Re: Special characters in URIs

Dan Connolly (connolly@w3.org)
Thu, 27 May 1999 17:41:59 -0500


Message-ID: <374DCA37.1EDF77BE@w3.org>
Date: Thu, 27 May 1999 17:41:59 -0500
From: Dan Connolly <connolly@w3.org>
To: Larry Masinter <masinter@parc.xerox.com>
CC: "Martin J. Duerst" <duerst@w3.org>, ietf-url@imc.org, uri@Bunyip.Com
Subject: Re: Special characters in URIs

Larry Masinter wrote:
> 
> URL character escaping normally should only be done at the
> time the URL is constructed from its component pieces, and
> normally should only be undone (unescaped) when the URL
> is decomposed into its internal pieces.

True.

>  Your description
> of the process of either applying or removing %XX escaping
> seems to be based on having the escapes applied or removed
> when the URL is removed from or embedded in some context
> such as XML.

only when it's removed

> In general, you cannot change an arbitrary
> %XX into the character the XX byte sequence represents in
> ASCII without some risk of changing the meaning of the URL,

true.

> and so you should not recommend this process at all.
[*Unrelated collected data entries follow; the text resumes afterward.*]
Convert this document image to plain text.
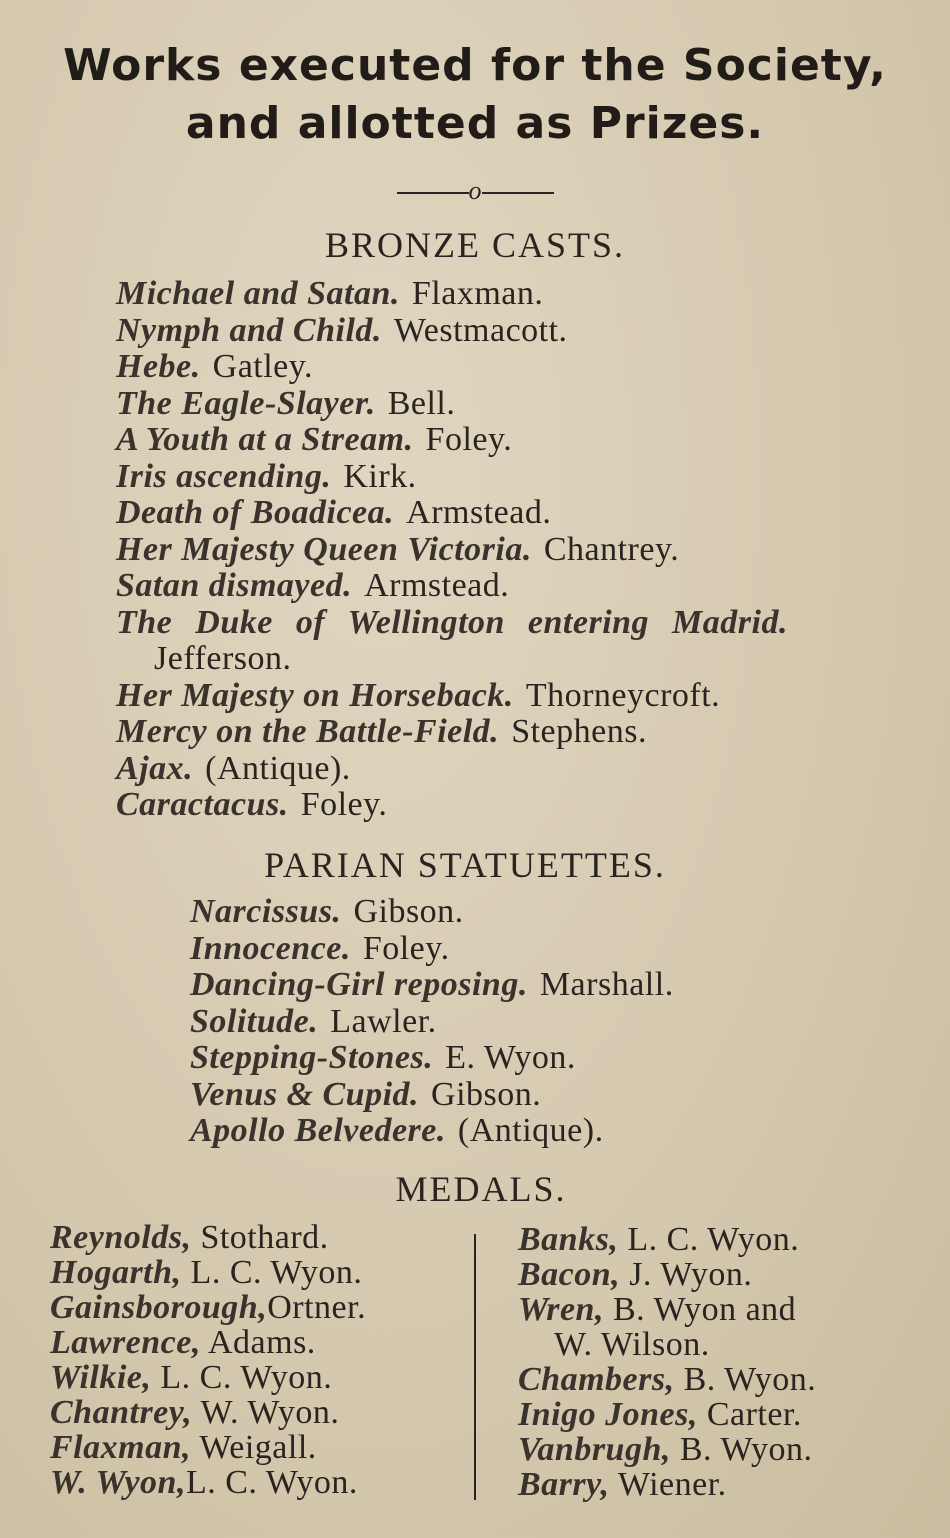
Works executed for the Society,
and allotted as Prizes.
o
BRONZE CASTS.
Michael and Satan. Flaxman.
Nymph and Child. Westmacott.
Hebe. Gatley.
The Eagle-Slayer. Bell.
A Youth at a Stream. Foley.
Iris ascending. Kirk.
Death of Boadicea. Armstead.
Her Majesty Queen Victoria. Chantrey.
Satan dismayed. Armstead.
The Duke of Wellington entering Madrid.
Jefferson.
Her Majesty on Horseback. Thorneycroft.
Mercy on the Battle-Field. Stephens.
Ajax. (Antique).
Caractacus. Foley.
PARIAN STATUETTES.
Narcissus. Gibson.
Innocence. Foley.
Dancing-Girl reposing. Marshall.
Solitude. Lawler.
Stepping-Stones. E. Wyon.
Venus & Cupid. Gibson.
Apollo Belvedere. (Antique).
MEDALS.
Reynolds, Stothard.
Hogarth, L. C. Wyon.
Gainsborough,Ortner.
Lawrence, Adams.
Wilkie, L. C. Wyon.
Chantrey, W. Wyon.
Flaxman, Weigall.
W. Wyon,L. C. Wyon.
Banks, L. C. Wyon.
Bacon, J. Wyon.
Wren, B. Wyon and
W. Wilson.
Chambers, B. Wyon.
Inigo Jones, Carter.
Vanbrugh, B. Wyon.
Barry, Wiener.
The excerpt below doesn't mention unescaping. Only how
to take an XML attribute value and turn it into a URL
in the case that it's not already a URL (because it
has non-URL characters).

It's probably worth warning folks that the inverse operation
is not licensed, but that doesn't mean the operation
itself is a problem.

> 
> Larry
> --
> http://www.parc.xerox.com/masinter
> 
> > The second case basically works by saying that if in these formats
> > (e.g. HTML), an URI contains a non-ASCII character, this character
> > is converted to a byte sequence using UTF-8 and then %-encoded to
> > produce a legal URI.
> 
> I think "works" is ambitious. It "works" because most
> HTTP servers are forgiving about this kind of transliteration
> and most URLs are HTTP.

It "works" in the case that, for example, a user copies
a filename from a desktop filebrowser into an XML document
	href="xyz__"
where __ is some non-URL character.

Meanwhile, the HTTP server, when it exports the xyz__ file,
uses the same convention: UTF-8 encoding, %XX escaped.

That doesn't mean the HTTP server should grab xyz%XX%XX off
the tcp socket and unescape it; it means the HTTP server
should (do something equivalent to) enumerate each file
in the directory and escape it, and compare the resultin URI path
to xyz%XX%XX.

It's a bit of a kludge; the cleaner thing to do would
be to say "don't put things other than URIs in those
XML attribute values." But we haven't had any luck doing that.
And this "kludge" just so happens to be consistent with
the existing specs (though subtly) and consistent with
a fair amount of acutal practice (or at least so I
gather from Martin; I haven't seen the evidence 1st hand).

And it provides a global convention for interoperability
between HTTP servers exporting filesystems that use
iso-latin-1 to encode filenames and those that
export filesystems that use shift-jis or UCS-2.

-- 
Dan Connolly, W3C
http://www.w3.org/People/Connolly/